Dwadzieścia lat temu, to była wielka rzecz mieć dziecko po 40-tce, kobiety rodziły swoje pierwsze dzieci dosyć wcześnie, około 20 roku życia i gdy nagle okazywało się, że jest ciąża a w metryce 40 lat, to było łapanie się za głowę i lamentowanie. Trochę się zmieniło w tej dziedzinie i dzisiaj mam wrażenie, że panuje nawet moda na późne macierzyństwo, wystarczy wspomnieć o takich pięknych mamach jak: Gwen Stefani (trzecie dziecko urodziła w wieku 45 lat), Justynie Steczkowskiej (trzecie dziecko urodziła w wieku 41 lat) czy Monice Bellucci (46 lat), Madonna (42 lata). Dzisiaj również te 40 - 50 letnie kobiety nie chodzą w chustkach na głowie i z siwymi włosami, tylko są pięknymi, zadbanymi, wysportowanymi kobietami. Szokuje dopiero macierzyństwo po 60 - tce.
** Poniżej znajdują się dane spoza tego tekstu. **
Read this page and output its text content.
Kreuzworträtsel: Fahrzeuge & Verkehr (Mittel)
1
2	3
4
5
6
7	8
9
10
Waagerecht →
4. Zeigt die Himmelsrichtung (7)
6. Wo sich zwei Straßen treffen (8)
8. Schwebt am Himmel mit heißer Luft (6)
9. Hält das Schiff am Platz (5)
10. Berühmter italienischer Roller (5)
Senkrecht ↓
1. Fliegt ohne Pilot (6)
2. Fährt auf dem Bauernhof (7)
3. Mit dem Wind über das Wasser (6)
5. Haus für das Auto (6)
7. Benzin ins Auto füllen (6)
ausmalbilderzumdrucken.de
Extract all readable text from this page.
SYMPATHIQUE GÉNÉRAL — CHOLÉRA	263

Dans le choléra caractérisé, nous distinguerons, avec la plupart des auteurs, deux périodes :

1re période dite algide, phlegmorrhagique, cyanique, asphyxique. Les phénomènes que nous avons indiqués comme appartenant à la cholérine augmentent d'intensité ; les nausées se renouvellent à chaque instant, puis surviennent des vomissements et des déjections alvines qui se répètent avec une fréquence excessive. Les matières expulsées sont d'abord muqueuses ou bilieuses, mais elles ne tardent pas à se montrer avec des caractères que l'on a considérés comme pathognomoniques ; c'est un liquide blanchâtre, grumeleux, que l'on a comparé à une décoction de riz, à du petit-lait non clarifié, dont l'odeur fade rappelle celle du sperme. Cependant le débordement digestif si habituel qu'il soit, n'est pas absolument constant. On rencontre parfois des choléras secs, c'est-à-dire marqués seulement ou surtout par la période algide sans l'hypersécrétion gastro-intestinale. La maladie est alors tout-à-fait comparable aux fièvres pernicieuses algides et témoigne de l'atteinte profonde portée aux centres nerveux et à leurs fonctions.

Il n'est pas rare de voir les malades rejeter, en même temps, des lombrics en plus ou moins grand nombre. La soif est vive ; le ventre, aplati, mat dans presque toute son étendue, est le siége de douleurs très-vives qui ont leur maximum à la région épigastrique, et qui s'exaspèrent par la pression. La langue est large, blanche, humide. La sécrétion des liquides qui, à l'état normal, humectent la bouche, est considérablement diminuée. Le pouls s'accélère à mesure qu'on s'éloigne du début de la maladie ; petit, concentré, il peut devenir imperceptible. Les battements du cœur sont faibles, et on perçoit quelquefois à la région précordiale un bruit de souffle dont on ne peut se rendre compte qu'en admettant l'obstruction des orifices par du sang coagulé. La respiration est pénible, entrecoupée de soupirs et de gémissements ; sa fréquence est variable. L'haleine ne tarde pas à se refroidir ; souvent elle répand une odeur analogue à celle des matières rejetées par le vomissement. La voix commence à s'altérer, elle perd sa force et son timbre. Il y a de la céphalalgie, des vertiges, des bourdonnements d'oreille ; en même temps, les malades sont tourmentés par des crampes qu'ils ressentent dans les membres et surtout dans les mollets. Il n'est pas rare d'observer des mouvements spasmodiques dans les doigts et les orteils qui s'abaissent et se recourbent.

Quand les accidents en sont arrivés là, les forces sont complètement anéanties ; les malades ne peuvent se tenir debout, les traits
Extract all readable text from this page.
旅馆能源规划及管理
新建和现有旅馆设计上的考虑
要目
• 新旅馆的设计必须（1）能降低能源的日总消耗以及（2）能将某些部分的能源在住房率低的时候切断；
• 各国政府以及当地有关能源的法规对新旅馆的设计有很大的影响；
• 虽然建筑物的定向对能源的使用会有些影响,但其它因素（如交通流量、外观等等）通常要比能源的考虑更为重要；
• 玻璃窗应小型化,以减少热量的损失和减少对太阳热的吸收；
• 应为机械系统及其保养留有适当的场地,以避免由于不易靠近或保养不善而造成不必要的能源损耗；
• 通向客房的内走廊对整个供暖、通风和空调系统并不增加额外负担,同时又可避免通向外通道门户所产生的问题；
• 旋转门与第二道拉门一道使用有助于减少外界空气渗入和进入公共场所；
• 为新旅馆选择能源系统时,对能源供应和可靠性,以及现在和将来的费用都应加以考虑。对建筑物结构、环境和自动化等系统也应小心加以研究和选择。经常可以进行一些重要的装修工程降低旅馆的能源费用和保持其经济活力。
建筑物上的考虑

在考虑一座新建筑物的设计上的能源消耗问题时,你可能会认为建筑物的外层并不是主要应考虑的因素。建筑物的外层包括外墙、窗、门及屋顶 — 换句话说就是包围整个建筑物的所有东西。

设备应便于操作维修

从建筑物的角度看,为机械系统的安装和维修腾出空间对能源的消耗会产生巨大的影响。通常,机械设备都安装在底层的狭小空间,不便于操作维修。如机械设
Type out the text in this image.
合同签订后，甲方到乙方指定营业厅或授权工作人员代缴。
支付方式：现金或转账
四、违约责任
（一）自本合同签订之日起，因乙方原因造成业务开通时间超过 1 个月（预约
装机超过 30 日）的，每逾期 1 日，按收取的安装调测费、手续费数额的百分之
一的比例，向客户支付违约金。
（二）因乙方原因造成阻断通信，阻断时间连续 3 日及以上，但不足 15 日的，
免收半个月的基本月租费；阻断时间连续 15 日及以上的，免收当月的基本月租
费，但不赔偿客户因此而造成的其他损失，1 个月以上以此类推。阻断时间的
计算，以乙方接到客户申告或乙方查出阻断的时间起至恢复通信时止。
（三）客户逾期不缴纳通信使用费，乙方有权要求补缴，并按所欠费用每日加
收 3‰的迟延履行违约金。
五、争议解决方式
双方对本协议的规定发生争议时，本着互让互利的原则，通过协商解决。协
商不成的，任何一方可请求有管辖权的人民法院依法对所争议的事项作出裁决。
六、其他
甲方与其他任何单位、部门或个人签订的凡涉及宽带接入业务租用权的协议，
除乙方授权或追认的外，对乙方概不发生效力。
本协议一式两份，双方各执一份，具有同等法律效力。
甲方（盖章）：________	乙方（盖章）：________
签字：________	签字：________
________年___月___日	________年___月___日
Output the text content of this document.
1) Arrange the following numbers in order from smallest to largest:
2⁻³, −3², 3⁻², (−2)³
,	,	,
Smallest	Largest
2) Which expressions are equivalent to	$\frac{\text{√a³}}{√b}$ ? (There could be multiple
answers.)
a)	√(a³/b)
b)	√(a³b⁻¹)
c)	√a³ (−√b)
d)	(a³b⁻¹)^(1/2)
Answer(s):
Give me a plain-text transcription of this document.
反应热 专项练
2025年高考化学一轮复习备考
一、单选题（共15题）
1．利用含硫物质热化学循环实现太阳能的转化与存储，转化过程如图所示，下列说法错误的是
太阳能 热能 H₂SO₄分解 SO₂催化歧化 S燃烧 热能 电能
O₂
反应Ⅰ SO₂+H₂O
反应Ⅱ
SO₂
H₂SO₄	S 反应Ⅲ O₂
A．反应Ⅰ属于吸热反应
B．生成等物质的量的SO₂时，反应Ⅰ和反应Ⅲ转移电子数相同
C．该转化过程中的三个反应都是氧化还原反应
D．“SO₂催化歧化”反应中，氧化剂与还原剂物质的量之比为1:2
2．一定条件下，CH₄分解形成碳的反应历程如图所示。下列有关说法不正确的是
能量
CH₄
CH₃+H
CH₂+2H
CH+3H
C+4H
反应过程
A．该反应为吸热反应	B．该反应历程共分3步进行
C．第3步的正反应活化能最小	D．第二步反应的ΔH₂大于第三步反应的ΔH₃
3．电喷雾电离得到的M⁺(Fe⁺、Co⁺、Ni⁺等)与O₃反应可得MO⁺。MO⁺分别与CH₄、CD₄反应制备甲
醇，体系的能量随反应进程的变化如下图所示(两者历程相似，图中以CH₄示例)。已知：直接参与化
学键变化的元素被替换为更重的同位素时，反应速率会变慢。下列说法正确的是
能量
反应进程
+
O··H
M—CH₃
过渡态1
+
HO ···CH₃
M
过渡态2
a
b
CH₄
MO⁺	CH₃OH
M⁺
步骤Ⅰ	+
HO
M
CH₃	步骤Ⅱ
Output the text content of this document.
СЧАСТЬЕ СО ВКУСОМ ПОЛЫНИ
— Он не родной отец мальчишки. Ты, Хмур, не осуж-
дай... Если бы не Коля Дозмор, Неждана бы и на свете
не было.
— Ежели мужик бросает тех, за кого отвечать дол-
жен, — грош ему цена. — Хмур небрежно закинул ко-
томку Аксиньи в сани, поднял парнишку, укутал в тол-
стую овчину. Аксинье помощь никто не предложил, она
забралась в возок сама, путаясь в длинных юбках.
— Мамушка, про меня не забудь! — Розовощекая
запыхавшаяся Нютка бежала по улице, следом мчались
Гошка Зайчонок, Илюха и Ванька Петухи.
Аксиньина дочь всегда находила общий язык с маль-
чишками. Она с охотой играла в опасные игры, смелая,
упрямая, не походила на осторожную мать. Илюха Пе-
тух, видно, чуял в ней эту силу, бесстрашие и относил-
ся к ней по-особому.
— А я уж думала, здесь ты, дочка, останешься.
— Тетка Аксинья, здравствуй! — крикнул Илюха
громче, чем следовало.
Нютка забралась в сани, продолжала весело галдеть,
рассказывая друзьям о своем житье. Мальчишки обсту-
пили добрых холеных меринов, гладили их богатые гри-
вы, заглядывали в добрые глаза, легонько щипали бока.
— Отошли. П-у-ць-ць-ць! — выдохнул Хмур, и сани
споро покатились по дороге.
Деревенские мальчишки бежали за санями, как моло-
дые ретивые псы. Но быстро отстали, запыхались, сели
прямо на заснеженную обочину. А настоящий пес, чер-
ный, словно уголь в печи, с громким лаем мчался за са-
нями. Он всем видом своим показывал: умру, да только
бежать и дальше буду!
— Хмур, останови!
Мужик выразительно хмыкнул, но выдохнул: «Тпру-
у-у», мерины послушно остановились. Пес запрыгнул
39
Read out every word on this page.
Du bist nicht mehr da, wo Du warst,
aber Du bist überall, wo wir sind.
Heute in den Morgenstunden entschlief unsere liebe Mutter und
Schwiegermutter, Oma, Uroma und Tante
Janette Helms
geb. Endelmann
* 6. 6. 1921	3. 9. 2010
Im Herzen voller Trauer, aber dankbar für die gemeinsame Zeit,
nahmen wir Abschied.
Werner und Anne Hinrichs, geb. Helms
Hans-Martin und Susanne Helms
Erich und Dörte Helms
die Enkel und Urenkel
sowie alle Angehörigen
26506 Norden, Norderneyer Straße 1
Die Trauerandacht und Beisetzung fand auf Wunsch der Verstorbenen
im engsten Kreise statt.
Dzisiejsze kobiety (nie wszystkie, nie chcę generalizować), XXI wieku, młodość poświęcają na zabawę, poznawanie świata, karierę, a później, gdy czują, że nadszedł odpowiedni czas, to świadomie decydują się na dziecko. Wiele z moich znajomych wybrało taki model macierzyństwa i rodziny, i swoje pierwsze dzieci rodziły w wielu 37 lat. Wybór należy do nas i tylko do nas - kobiet. Świat się zmienia i my też się zmieniamy.
No nic, idę na kawę do moich młodych / starych oczekujących dziecka rodziców, pełna optymistycznych, ciepłych przemyśleń i myśli dla nich. Będę podnosić na duchu, przecież macierzyństwo nie ma wad! Głowa do góry!! Wiek nie gra roli, dziecku potrzebna jest tylko zadowolona, wesoła i szczęśliwa mama. 40 lat co to jest, druga młodość.
Czekam na Wasze rady dla 40 - letniej mamusi.
Ciekawa jestem ile Wy miałyście lat rodząc swoje dzieci? Czy jesteście pierworódkami po trzydziestce czy młodziutkimi dwudziestolatkami?
Ja miałam 26 i 28 lat, czyli nie pierwsza młodość, ale jak mówiła moja babcia: "już czas najwyższy".